Return the number of bytes in the input string's UTF-8 encoding.
OCTET_LENGTH(str)
## Overview Returns the number of bytes (octets) occupied by the UTF-8 encoding of the input string. Every ASCII character contributes 1 byte, Latin accented characters contribute 2 bytes, most CJK characters contribute 3 bytes, and characters outside the Basic Multilingual Plane (including most emoji) contribute 4 bytes. OCTET_LENGTH is the correct tool for estimating on-disk or on-wire size. Because CHAR_LENGTH counts code points rather than bytes, OCTET_LENGTH is always greater than or equal to CHAR_LENGTH. Equality holds only for pure ASCII strings. ## Behavior - Returns NULL when the input is NULL. - Returns 0 for an empty string. - Always equals BIT_LENGTH(str) / 8. - Identical to CHAR_LENGTH for ASCII-only strings; strictly greater for any input containing non-ASCII characters. - Applies to the UTF-8 canonical form of the string as stored by the engine. Alternative normalisation forms (NFC vs NFD) produce different byte counts. - Accepts VARBINARY and BYTEA types, in which case it simply returns the byte length of the binary value. ## Compatibility - Conforms to the SQL standard OCTET_LENGTH definition. - Assumes UTF-8 as the storage encoding. Other encodings are not supported as input strings.

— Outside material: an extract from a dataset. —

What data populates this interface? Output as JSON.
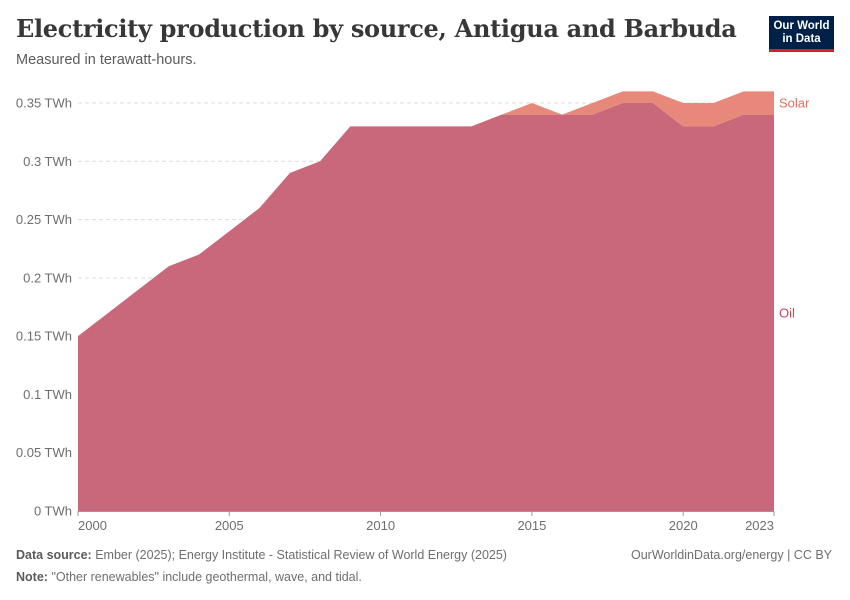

| Name | Type | Description |
|---|---|---|
str | Specifies the input string whose UTF-8 byte length is computed. |
-- ASCII: 1 byte per character
SELECT OCTET_LENGTH('hello'); -- 5
-- Empty string
SELECT OCTET_LENGTH(''); -- 0
-- Single 2-byte UTF-8 character
SELECT OCTET_LENGTH('é'); -- 2
-- Mixed ASCII and multi-byte characters
SELECT OCTET_LENGTH('café'); -- 5
-- 4-byte emoji
SELECT OCTET_LENGTH('😀'); -- 4
-- Estimate storage in bytes for a text column
SELECT SUM(OCTET_LENGTH(description)) AS bytes_total
FROM retail.products.catalog;